Il nostro astensionismo non proviene da un malinteso senso di purezza che non ci interessa, né tantomeno, da calcoli probabilistici sulla riuscita o meno dell'azione. Il pragmatismo (votiamo per ottenere o salvare comunque qualcosa) e il velleitarismo (votiamo sapendo di perdere ma per essere comunque presenti) sono due lati simmetrici di un'azione che stride con il contesto degli ideali libertari. La giusta concezione che ogni diritto conquistato o difeso è comunque un passo verso un obiettivo più grande, non può essere motivazione sufficiente per sposare un'azione (il voto) che appartiene a una pratica di fatto autoritaria.

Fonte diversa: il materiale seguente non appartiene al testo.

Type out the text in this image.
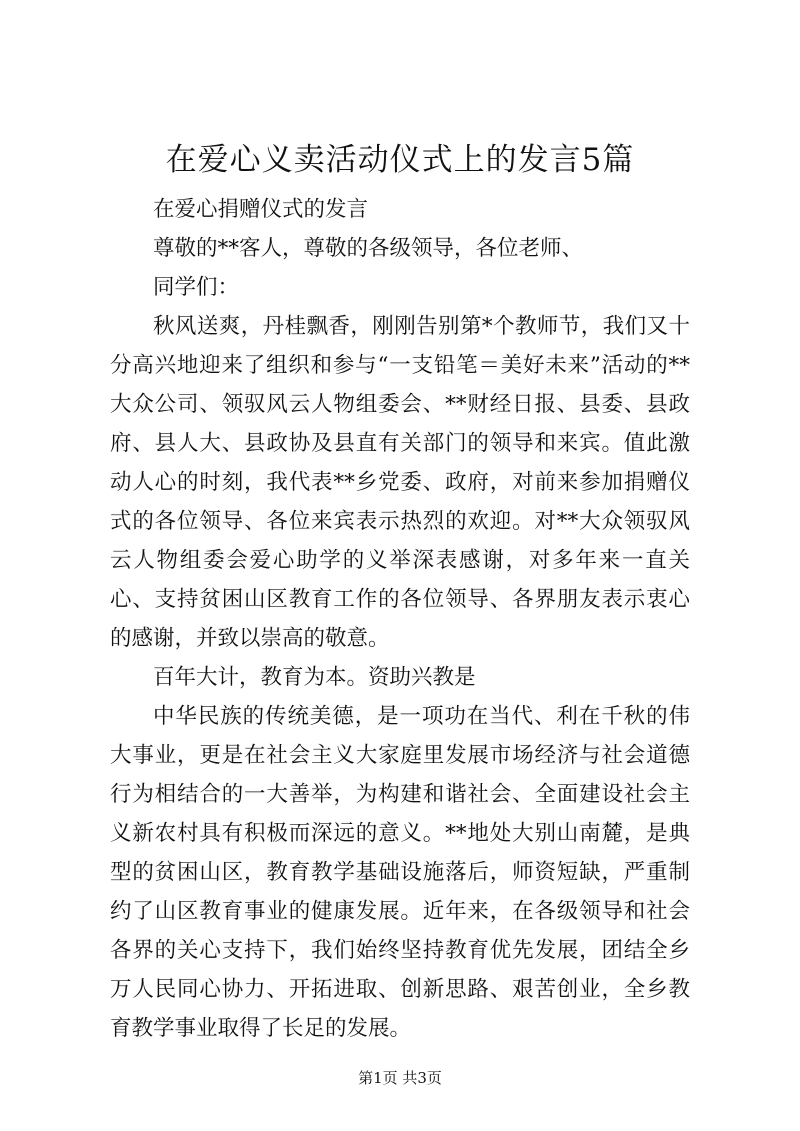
在爱心义卖活动仪式上的发言5篇

在爱心捐赠仪式的发言

尊敬的**客人，尊敬的各级领导，各位老师、

同学们：

秋风送爽，丹桂飘香，刚刚告别第*个教师节，我们又十分高兴地迎来了组织和参与“一支铅笔＝美好未来”活动的**大众公司、领驭风云人物组委会、**财经日报、县委、县政府、县人大、县政协及县直有关部门的领导和来宾。值此激动人心的时刻，我代表**乡党委、政府，对前来参加捐赠仪式的各位领导、各位来宾表示热烈的欢迎。对**大众领驭风云人物组委会爱心助学的义举深表感谢，对多年来一直关心、支持贫困山区教育工作的各位领导、各界朋友表示衷心的感谢，并致以崇高的敬意。

百年大计，教育为本。资助兴教是

中华民族的传统美德，是一项功在当代、利在千秋的伟大事业，更是在社会主义大家庭里发展市场经济与社会道德行为相结合的一大善举，为构建和谐社会、全面建设社会主义新农村具有积极而深远的意义。**地处大别山南麓，是典型的贫困山区，教育教学基础设施落后，师资短缺，严重制约了山区教育事业的健康发展。近年来，在各级领导和社会各界的关心支持下，我们始终坚持教育优先发展，团结全乡万人民同心协力、开拓进取、创新思路、艰苦创业，全乡教育教学事业取得了长足的发展。

第1页 共3页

Se è vero che una società emancipata, la giustizia sociale, si costruiscono passo dopo passo, che ogni giorno dobbiamo attuare quella che abbiamo sempre chiamato "la propaganda dei fatti", che la partita si gioca su tante piccole e grandi cose quotidiane compiute in direzione di un'idea, allora sappiamo che tutto il nostro agire si estenderà su un amplissimo arco di tempo e che, quindi, la prima cosa (dopo l'idea), che ci caratterizzerà non saranno gli obiettivi raggiunti (magari con qualche escamotage), ma l'insieme delle azioni fatte, l'atteggiamento avuto verso la realtà, in una parola: il metodo. La componente educativa alla libertà (nel senso di e-ducere trarre fuori) verso noi stessi e gli altri che deve permeare l'azione anarchica non trova spazio nel voto referendario che è l'esatto opposto di un gesto rivendicativo e consapevole. A questo punto, scartata l'ipotesi "voto", resta aperta la questione sul "che fare?", su cosa proporre in alternativa e di sicuro non c'è (né ci può essere) una risposta univoca ma una cosa è certa: ogni ragionamento sul "che fare" porterà inevitabilmente ad analizzare il "come fare" e viceversa, perché qualunque sia la nostra idea di anarchia questa parte dal profondo di noi stessi, è quasi un'energia, a volte un sentimento, e allora, se non possiamo non dirci anarchici non possiamo non agire come tali e quindi, il "cosa" e il "come" sono lo stesso problema e la stessa soluzione.